Just had to share this: while I’m not a K-12 teacher, I am a university educator, and I can corroborate everything Micaela is saying about support for teachers: it’s no wonder they’re quitting in droves.

I strongly believe we’re going to look back on the Covid-19 Pandemic in a few years and recognize it as just as big a watershed in American life as WWII—especially in education. The big difference between the Pandemic and WWII, though, is that because our governments didn’t recognize the pandemic as a watershed moment while it was happening, they didn’t mobilize an adequate response, which left individual citizens—especially teachers, nurses, and caregivers—holding that bag. Carrying that weight would exhaust any human. Worse, while state budgets have largely recovered since 2020-2021, including spending on higher education—that money often isn’t trickling down to support exhausted faculty with replacement hires, equitable pay raises, teaching and research support, and mental health services. Universities like mine are using the money to pay off debt for campus expansion plans that fell flat during the pandemic, and hiring more administrators. This is why we’re seeing so much faculty burnout now. I was the chair of my department for the 3 years “post” pandemic (2022-2025), and I can tell you that the physical and psychological fallout was only starting to hit the fan at that point; everyone’s coping mechanisms had finally dried up. No joke, I probably facilitated an ADA or FMLA accommodation about once a month on average (out of a faculty of 42 people). In 2024 I had 6 faculty (nearly 15%!) resign their positions, some mid-year.

Naturally all those problems are much more intense at the K-12 level, which is why I never blame high school English teachers when my freshmen can’t identify the main verb in a sentence (which the majority of them can’t). If I were trying to manage 35-40 distracted, exhausted, often under-resourced students in a classroom, I would be a lot more concerned about their physical and mental wellbeing (and mine) than whether they know the ins and outs of English grammar.

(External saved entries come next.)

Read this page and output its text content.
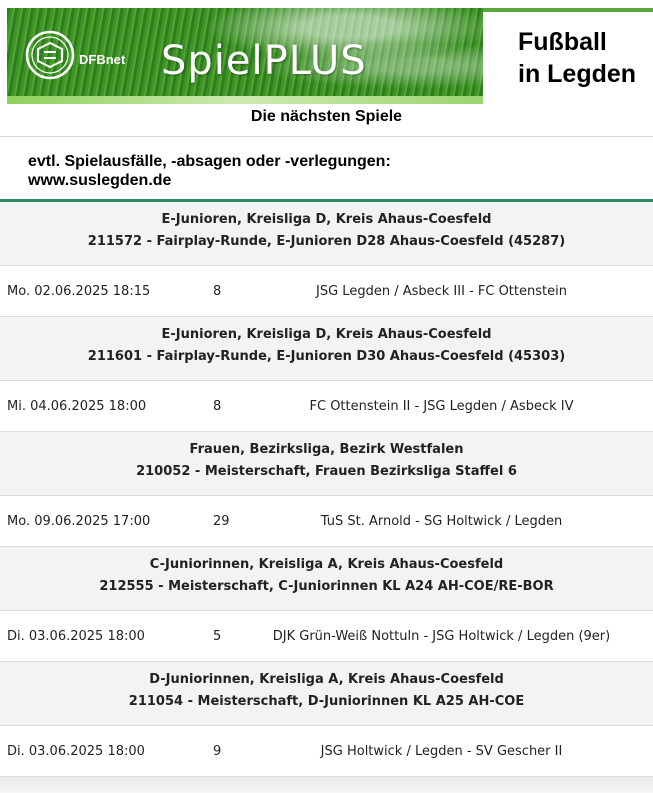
DFBnet SpielPLUS	Fußball
in Legden
Die nächsten Spiele
evtl. Spielausfälle, -absagen oder -verlegungen:
www.suslegden.de
E-Junioren, Kreisliga D, Kreis Ahaus-Coesfeld
211572 - Fairplay-Runde, E-Junioren D28 Ahaus-Coesfeld (45287)
Mo. 02.06.2025 18:15	8	JSG Legden / Asbeck III - FC Ottenstein
E-Junioren, Kreisliga D, Kreis Ahaus-Coesfeld
211601 - Fairplay-Runde, E-Junioren D30 Ahaus-Coesfeld (45303)
Mi. 04.06.2025 18:00	8	FC Ottenstein II - JSG Legden / Asbeck IV
Frauen, Bezirksliga, Bezirk Westfalen
210052 - Meisterschaft, Frauen Bezirksliga Staffel 6
Mo. 09.06.2025 17:00	29	TuS St. Arnold - SG Holtwick / Legden
C-Juniorinnen, Kreisliga A, Kreis Ahaus-Coesfeld
212555 - Meisterschaft, C-Juniorinnen KL A24 AH-COE/RE-BOR
Di. 03.06.2025 18:00	5	DJK Grün-Weiß Nottuln - JSG Holtwick / Legden (9er)
D-Juniorinnen, Kreisliga A, Kreis Ahaus-Coesfeld
211054 - Meisterschaft, D-Juniorinnen KL A25 AH-COE
Di. 03.06.2025 18:00	9	JSG Holtwick / Legden - SV Gescher II
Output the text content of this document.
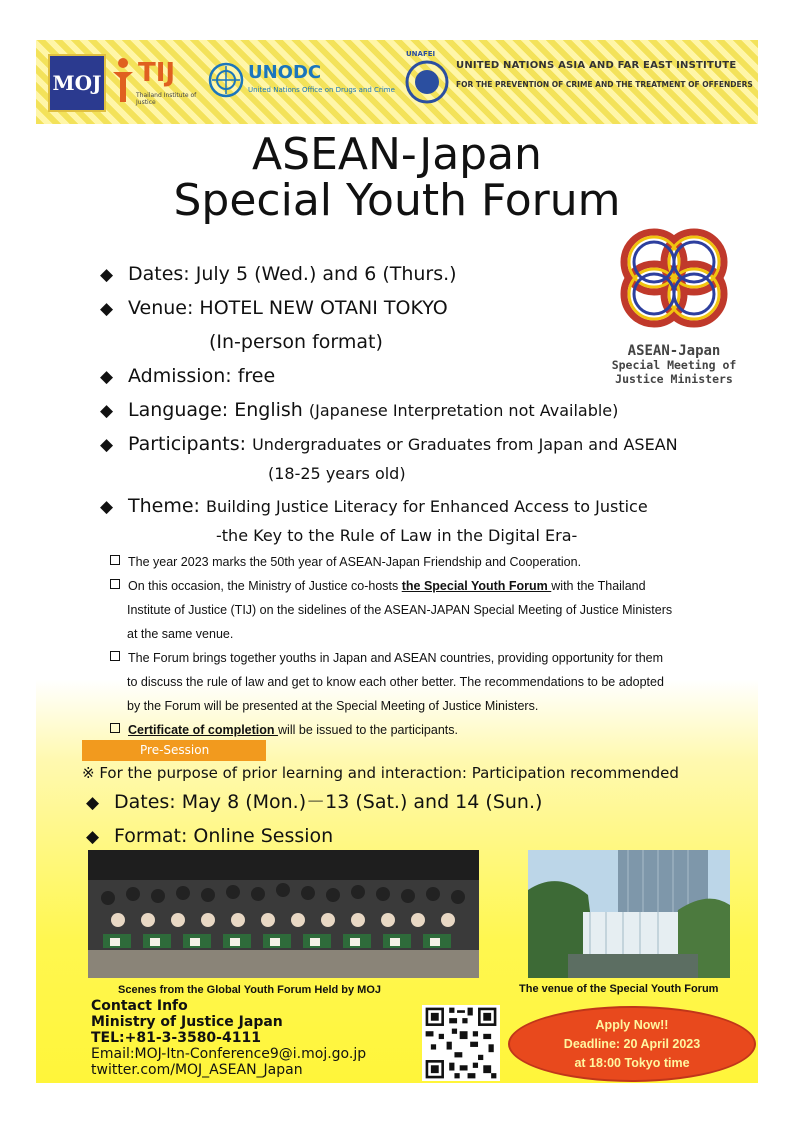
MOJ TIJ
Thailand Institute of Justice
UNODC
United Nations Office on Drugs and Crime
UNAFEI
UNITED NATIONS ASIA AND FAR EAST INSTITUTE
FOR THE PREVENTION OF CRIME AND THE TREATMENT OF OFFENDERS
ASEAN-Japan
Special Youth Forum
ASEAN-Japan
Special Meeting of
Justice Ministers
◆ Dates: July 5 (Wed.) and 6 (Thurs.)
◆ Venue: HOTEL NEW OTANI TOKYO
(In-person format)
◆ Admission: free
◆ Language: English (Japanese Interpretation not Available)
◆ Participants: Undergraduates or Graduates from Japan and ASEAN
(18-25 years old)
◆ Theme: Building Justice Literacy for Enhanced Access to Justice
-the Key to the Rule of Law in the Digital Era-
The year 2023 marks the 50th year of ASEAN-Japan Friendship and Cooperation.
On this occasion, the Ministry of Justice co-hosts the Special Youth Forum with the Thailand
Institute of Justice (TIJ) on the sidelines of the ASEAN-JAPAN Special Meeting of Justice Ministers
at the same venue.
The Forum brings together youths in Japan and ASEAN countries, providing opportunity for them
to discuss the rule of law and get to know each other better. The recommendations to be adopted
by the Forum will be presented at the Special Meeting of Justice Ministers.
Certificate of completion will be issued to the participants.
Pre-Session
※ For the purpose of prior learning and interaction: Participation recommended
◆ Dates: May 8 (Mon.)－13 (Sat.) and 14 (Sun.)
◆ Format: Online Session
Scenes from the Global Youth Forum Held by MOJ	The venue of the Special Youth Forum
Contact Info
Ministry of Justice Japan
TEL:+81-3-3580-4111
Email:MOJ-Itn-Conference9@i.moj.go.jp
twitter.com/MOJ_ASEAN_Japan
Apply Now!!
Deadline: 20 April 2023
at 18:00 Tokyo time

Survival comes first, and that’s what a good chunk of our students and most of our teachers are trying to do every day on our school campuses—just get through the day in one piece.

It’s basic math: you get out of something what you put into it. And if we continue to divest from public education (what the statistics I linked above cover up is that 4-year state institutions like mine are on average only 21% publicly funded: the vast majority of our funding now comes out of student pockets or from foundation investments and endowments), we’ll get exactly what we pay for. We’re trying to get blood out of turnips education-wise in this country, and we’re squeezing teachers and students both beyond what they can bear.

So, to sum up, I’m with Micaela, though I feel less burnt out than drained—like a turnip that someone’s been trying to get blood out of. I worry about my students, too, a lot. Our governments stuck them at home and on screens for too long; then, when they came back to class, their teachers weren’t given the resources they needed to support their recovery. Little surprise, then, that when they made it to my first-year writing course, with major deficits in their learning, and saw the standards they were up against—not to mention the tuition bills, which have a lot of them working full time while taking a full class load—they panicked and turned to ChatGPT to write their paper for them. Do I get disgusted when I am asked to use my 30+ years of experience teaching writing to respond to a bunch of essays written by robots? (And in case you’re wondering, yes, we can tell in like 2.5 seconds when they’re using AI.) Sure I do. But if I charge them with academic dishonesty, it wastes hours of my time, and the charges are usually thrown out (while it’s easy to recognize AI writing, it’s hard to prove it, and students know this and just stick to their denials). If I try to set things up so they *can’t* use robots to write their papers, it’s more hours of my time with no educational purpose or payoff. And all the while my university is encouraging me to use AI tools to grade the AI papers my students are turning in…. So I have to say it does occur to me to just get out of the middle and let the robots have at it.

I recognize I work in an industry (yes, it’s an industry—see the note above about the 79% average private funding of public universities) that is reneging on our 19th-century commitment to general education. I recognize we’re rapidly headed back to the old system in this country where only the top 10% who can afford it can enjoy an education in the true meaning of that term—as a drawing out of students’ best selves to prepare them for full citizenhood. Instead of an education, everyone else will get a certification—from public universities that are turning into largely online certificate mills, like the University-of-Phoenix-style enterprises they used to scorn.

I recognize all this, but I’m not quitting; not yet at least. There are always a couple of students each semester who have the preparation and support to push their literacy forward, and I want to be there for them. I want to help them hone their writing skills so that they’re ready to express and advocate for themselves in those moments when they really need to: trying to get a job, or stand up for themselves in abusive or unfair situations, or persuade someone they love that they’re amazing and worth taking a chance on. And for the rest of my students who just aren’t there yet—who are distracted and exhausted and apathetic and either turning in nothing or AI essays—I’d like to at least point them toward the path toward their best selves and let them know it’s open when they’re ready to walk it. That attitude doesn’t make me special or brave, by the way. It just makes me a teacher.